Originally Published August 1944

Honor came to Mama some years after her attempt to reform politics in our town. She was appointed to the school board. It was the first honest appointment in years, and people wondered whether Mama had gone into the school supply business, had a lot needed for a football field, or was thinking of running a snack bar off the High School grounds, where the football players could lose their salaries on punch boards. Football was then the ninth national industry, being just behind songs about Mammy and Dixie….

The truth was that the political boss, Silver Dollar Hansen, and the Major's family, which owned the town factories, had a falling out as to where the High School cement oval for football games should be built. The Major owned a bus line past some swamps, and Silver Dollar had a rabbit patch he wanted to see marked off by goal posts—for a small sum of fifty thousand dollars. Papa had some worthless land along a creek bottom … and being honest and a loyal follower of the track teams, he stepped in and gave them the worthless land for nothing. And both Silver Dollar and the Major, to spite each other, planned the cement football oval there on Papa's land. As a reward to Papa for such honesty, Mama was put on the school board to help vote for cement, steel, and sod to build the field, and also to see that the football players were not molested by studies at school while they were digesting their food and keeping their minds keen for the coming Saturday….

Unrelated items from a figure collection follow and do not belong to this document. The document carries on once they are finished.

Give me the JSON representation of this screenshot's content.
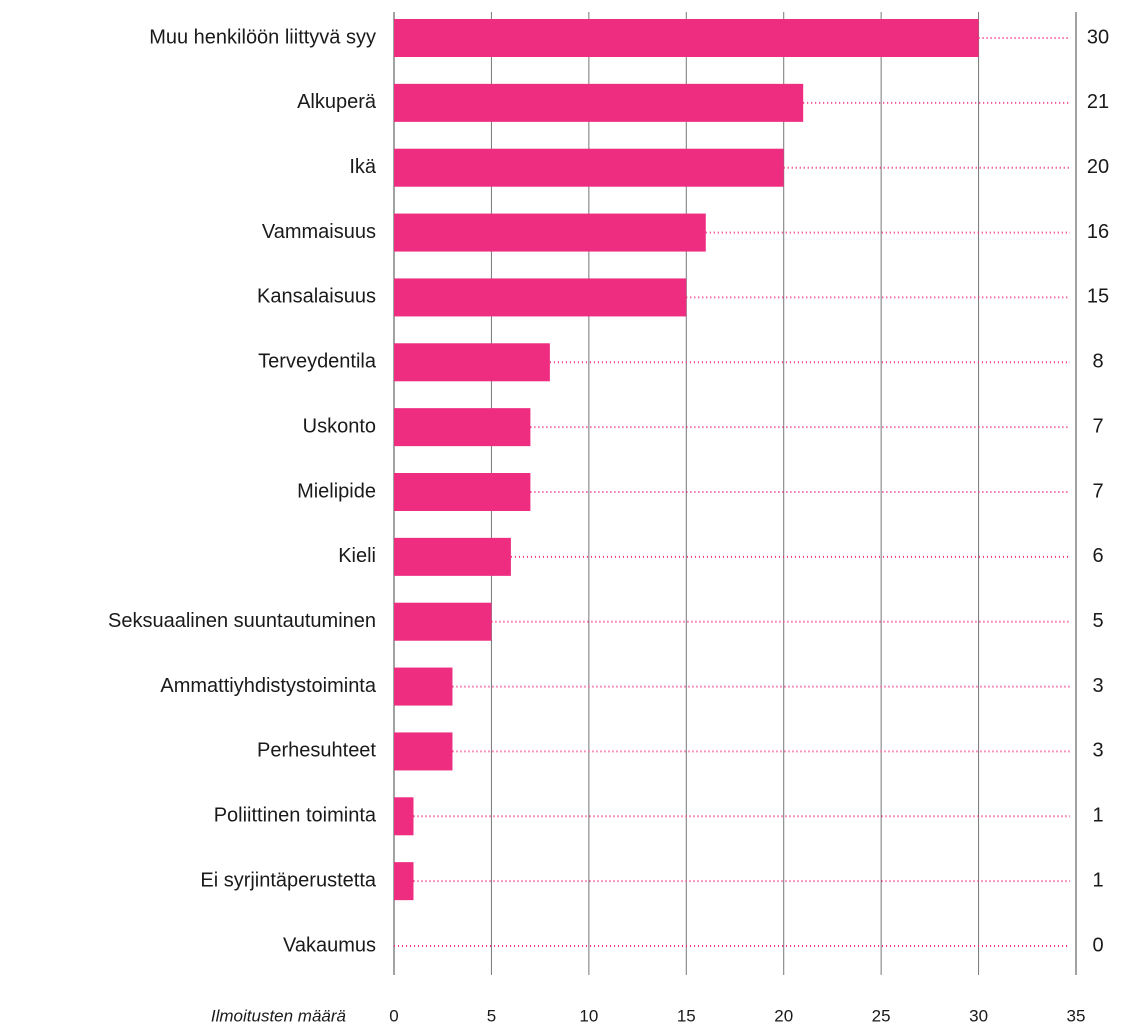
{
  "chart_data": {
    "type": "bar",
    "orientation": "horizontal",
    "categories": [
      "Muu henkilöön liittyvä syy",
      "Alkuperä",
      "Ikä",
      "Vammaisuus",
      "Kansalaisuus",
      "Terveydentila",
      "Uskonto",
      "Mielipide",
      "Kieli",
      "Seksuaalinen suuntautuminen",
      "Ammattiyhdistystoiminta",
      "Perhesuhteet",
      "Poliittinen toiminta",
      "Ei syrjintäperustetta",
      "Vakaumus"
    ],
    "values": [
      30,
      21,
      20,
      16,
      15,
      8,
      7,
      7,
      6,
      5,
      3,
      3,
      1,
      1,
      0
    ],
    "color": "#ee2d80",
    "xlabel": "Ilmoitusten määrä",
    "xlim": [
      0,
      35
    ],
    "xticks": [
      0,
      5,
      10,
      15,
      20,
      25,
      30,
      35
    ],
    "grid": true
  }
}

Both sides overlooked the fact that Mama hated football in her mature years … a very un-American thing in our town. We were proud of our six cripples and the one broken neck we produced each year during the season's touchdowns.

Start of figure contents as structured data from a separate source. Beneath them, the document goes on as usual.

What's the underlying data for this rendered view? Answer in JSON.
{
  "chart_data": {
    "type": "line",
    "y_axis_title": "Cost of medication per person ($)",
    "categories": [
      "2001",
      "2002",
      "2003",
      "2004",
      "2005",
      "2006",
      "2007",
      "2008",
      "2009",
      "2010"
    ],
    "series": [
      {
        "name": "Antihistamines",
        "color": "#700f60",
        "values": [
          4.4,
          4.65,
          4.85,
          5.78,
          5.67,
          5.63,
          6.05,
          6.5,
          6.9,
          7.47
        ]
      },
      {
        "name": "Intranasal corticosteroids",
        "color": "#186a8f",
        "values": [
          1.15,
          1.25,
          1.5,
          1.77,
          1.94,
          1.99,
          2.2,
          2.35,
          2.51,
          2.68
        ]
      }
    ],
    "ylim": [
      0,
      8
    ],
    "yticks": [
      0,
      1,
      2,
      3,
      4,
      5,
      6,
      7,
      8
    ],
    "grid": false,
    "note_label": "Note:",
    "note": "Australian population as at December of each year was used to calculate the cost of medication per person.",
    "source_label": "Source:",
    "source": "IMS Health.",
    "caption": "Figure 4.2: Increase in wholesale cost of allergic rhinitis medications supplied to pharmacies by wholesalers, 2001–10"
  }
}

Mama asked Papa how to act at the first board meeting.

“You will find the Major will tell the board how to vote, and Silver Dollar will pass the hat for the votes….”

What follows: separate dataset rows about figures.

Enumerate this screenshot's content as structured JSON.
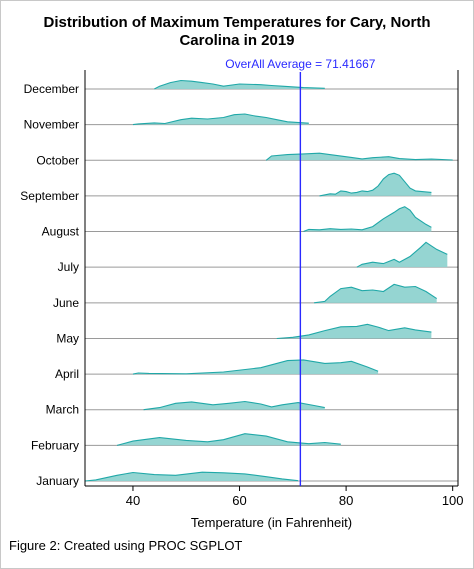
{
  "chart_data": {
    "type": "area",
    "title_line1": "Distribution of Maximum Temperatures for Cary, North",
    "title_line2": "Carolina in 2019",
    "xlabel": "Temperature (in Fahrenheit)",
    "xlim": [
      31,
      101
    ],
    "xticks": [
      40,
      60,
      80,
      100
    ],
    "reference_line": {
      "value": 71.41667,
      "label": "OverAll Average = 71.41667",
      "color": "#2a2aff"
    },
    "fill_color": "#8fd3d0",
    "stroke_color": "#20a8a8",
    "series": [
      {
        "name": "January",
        "points": [
          [
            31,
            0
          ],
          [
            33,
            0.08
          ],
          [
            37,
            0.4
          ],
          [
            40,
            0.6
          ],
          [
            44,
            0.45
          ],
          [
            48,
            0.4
          ],
          [
            53,
            0.62
          ],
          [
            57,
            0.58
          ],
          [
            61,
            0.5
          ],
          [
            65,
            0.3
          ],
          [
            68,
            0.15
          ],
          [
            71,
            0.02
          ]
        ]
      },
      {
        "name": "February",
        "points": [
          [
            37,
            0
          ],
          [
            40,
            0.3
          ],
          [
            45,
            0.55
          ],
          [
            50,
            0.35
          ],
          [
            54,
            0.25
          ],
          [
            57,
            0.4
          ],
          [
            61,
            0.82
          ],
          [
            65,
            0.65
          ],
          [
            69,
            0.25
          ],
          [
            73,
            0.12
          ],
          [
            76,
            0.2
          ],
          [
            79,
            0.08
          ]
        ]
      },
      {
        "name": "March",
        "points": [
          [
            42,
            0
          ],
          [
            45,
            0.15
          ],
          [
            48,
            0.45
          ],
          [
            51,
            0.55
          ],
          [
            55,
            0.35
          ],
          [
            58,
            0.45
          ],
          [
            61,
            0.58
          ],
          [
            64,
            0.4
          ],
          [
            66,
            0.2
          ],
          [
            68,
            0.35
          ],
          [
            71,
            0.5
          ],
          [
            74,
            0.3
          ],
          [
            76,
            0.15
          ]
        ]
      },
      {
        "name": "April",
        "points": [
          [
            40,
            0
          ],
          [
            41,
            0.08
          ],
          [
            43,
            0.05
          ],
          [
            50,
            0.02
          ],
          [
            57,
            0.15
          ],
          [
            64,
            0.45
          ],
          [
            69,
            0.95
          ],
          [
            72,
            1.0
          ],
          [
            76,
            0.75
          ],
          [
            79,
            0.8
          ],
          [
            81,
            0.9
          ],
          [
            84,
            0.5
          ],
          [
            86,
            0.2
          ]
        ]
      },
      {
        "name": "May",
        "points": [
          [
            67,
            0
          ],
          [
            70,
            0.08
          ],
          [
            73,
            0.25
          ],
          [
            76,
            0.55
          ],
          [
            79,
            0.82
          ],
          [
            82,
            0.85
          ],
          [
            84,
            1.0
          ],
          [
            86,
            0.8
          ],
          [
            88,
            0.55
          ],
          [
            91,
            0.75
          ],
          [
            93,
            0.6
          ],
          [
            96,
            0.45
          ]
        ]
      },
      {
        "name": "June",
        "points": [
          [
            74,
            0
          ],
          [
            76,
            0.1
          ],
          [
            77,
            0.45
          ],
          [
            79,
            1.0
          ],
          [
            81,
            1.1
          ],
          [
            83,
            0.85
          ],
          [
            85,
            0.9
          ],
          [
            87,
            0.8
          ],
          [
            89,
            1.3
          ],
          [
            91,
            1.1
          ],
          [
            93,
            1.15
          ],
          [
            95,
            0.8
          ],
          [
            97,
            0.3
          ]
        ]
      },
      {
        "name": "July",
        "points": [
          [
            82,
            0
          ],
          [
            83,
            0.2
          ],
          [
            85,
            0.35
          ],
          [
            87,
            0.25
          ],
          [
            89,
            0.55
          ],
          [
            90,
            0.35
          ],
          [
            92,
            0.75
          ],
          [
            94,
            1.4
          ],
          [
            95,
            1.75
          ],
          [
            96,
            1.5
          ],
          [
            97,
            1.25
          ],
          [
            99,
            0.9
          ]
        ]
      },
      {
        "name": "August",
        "points": [
          [
            72,
            0
          ],
          [
            73,
            0.15
          ],
          [
            75,
            0.12
          ],
          [
            77,
            0.2
          ],
          [
            79,
            0.15
          ],
          [
            81,
            0.18
          ],
          [
            83,
            0.12
          ],
          [
            85,
            0.35
          ],
          [
            87,
            0.9
          ],
          [
            89,
            1.35
          ],
          [
            90,
            1.6
          ],
          [
            91,
            1.75
          ],
          [
            92,
            1.5
          ],
          [
            93,
            1.0
          ],
          [
            95,
            0.5
          ],
          [
            96,
            0.3
          ]
        ]
      },
      {
        "name": "September",
        "points": [
          [
            75,
            0
          ],
          [
            77,
            0.15
          ],
          [
            78,
            0.12
          ],
          [
            79,
            0.35
          ],
          [
            80,
            0.3
          ],
          [
            81,
            0.2
          ],
          [
            82,
            0.25
          ],
          [
            83,
            0.35
          ],
          [
            84,
            0.3
          ],
          [
            85,
            0.4
          ],
          [
            86,
            0.7
          ],
          [
            87,
            1.2
          ],
          [
            88,
            1.5
          ],
          [
            89,
            1.6
          ],
          [
            90,
            1.45
          ],
          [
            91,
            1.0
          ],
          [
            92,
            0.55
          ],
          [
            93,
            0.35
          ],
          [
            96,
            0.25
          ]
        ]
      },
      {
        "name": "October",
        "points": [
          [
            65,
            0
          ],
          [
            66,
            0.3
          ],
          [
            69,
            0.4
          ],
          [
            72,
            0.45
          ],
          [
            75,
            0.5
          ],
          [
            78,
            0.35
          ],
          [
            81,
            0.2
          ],
          [
            83,
            0.1
          ],
          [
            85,
            0.18
          ],
          [
            88,
            0.25
          ],
          [
            90,
            0.12
          ],
          [
            93,
            0.05
          ],
          [
            96,
            0.08
          ],
          [
            100,
            0.02
          ]
        ]
      },
      {
        "name": "November",
        "points": [
          [
            40,
            0
          ],
          [
            41,
            0.05
          ],
          [
            44,
            0.12
          ],
          [
            46,
            0.08
          ],
          [
            49,
            0.35
          ],
          [
            51,
            0.45
          ],
          [
            54,
            0.4
          ],
          [
            57,
            0.5
          ],
          [
            59,
            0.7
          ],
          [
            61,
            0.75
          ],
          [
            63,
            0.6
          ],
          [
            65,
            0.5
          ],
          [
            67,
            0.35
          ],
          [
            69,
            0.2
          ],
          [
            73,
            0.1
          ]
        ]
      },
      {
        "name": "December",
        "points": [
          [
            44,
            0
          ],
          [
            45,
            0.2
          ],
          [
            47,
            0.45
          ],
          [
            49,
            0.6
          ],
          [
            51,
            0.55
          ],
          [
            53,
            0.45
          ],
          [
            55,
            0.35
          ],
          [
            57,
            0.2
          ],
          [
            60,
            0.35
          ],
          [
            64,
            0.3
          ],
          [
            66,
            0.25
          ],
          [
            68,
            0.2
          ],
          [
            72,
            0.1
          ],
          [
            76,
            0.05
          ]
        ]
      }
    ]
  },
  "caption": "Figure 2: Created using PROC SGPLOT"
}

“What's Silver Dollar doing on the school board?” asked Mama.

“Every town group has their man on the board.”

Mama pulled on her gloves. “He must be the example of those who can't read or write.”

The first meeting of the board with Mama sitting on it did not go well. Mama told me all about it. Mama had tossed in a scented bombshell by saying that football was a fool's game and not worth the candle, and the wind of disapproval was against it … so let's put our shoulders to the wheel and give the money for the field to the fund for free milk for school kids. After this mixed-metaphor speech Mama sat down and asked for a vote. She lost.

Mama said she wasn't going to give up … she was out to do away with football in High School, and then she would tackle it at the College…. “Not 'tackle' it,” she said. “That's football talk.”

The great Football Rebellion is history now. Mama worked hard at it and got two others on the board to join her demand for more learning and less dropkicking.

Mama came home, and Papa told-her-so. And she said she wasn't through … she was going to get Ogell-muggell to join her group!

Papa opened his mouth and let words come out. “Ogellmuggell!”

“And why not?” asked Mama.

“But he's the greatest football player ever seen in these parts! When he goes on to the College, he's All-American!”

Mama smiled, as if he had asked her to climb a tree by using only her small white teeth. “You agree, then, that if I get Ogell-muggell on my side, I can win?”

“Now, Sara,” said Papa, “it's like asking the Prince of Wales to give up polo.”

“He should in his position,” said Mama, and went upstairs to rest before dinner. Papa looked at me and shrugged his shoulders.

“We're in a spot, Stevie.”

“Why?” I asked.

“Mama has a cause again.”

“'Cause what?” I asked.

So Papa said I could go out and hunt water bugs, but not to bring them into the house again; they had a habit of falling into the flour bin.

“Of course, she can't get Ogell-muggell … not a chance. He's only a football player, and not very human, and you can't talk to him very much … he only understands motions.”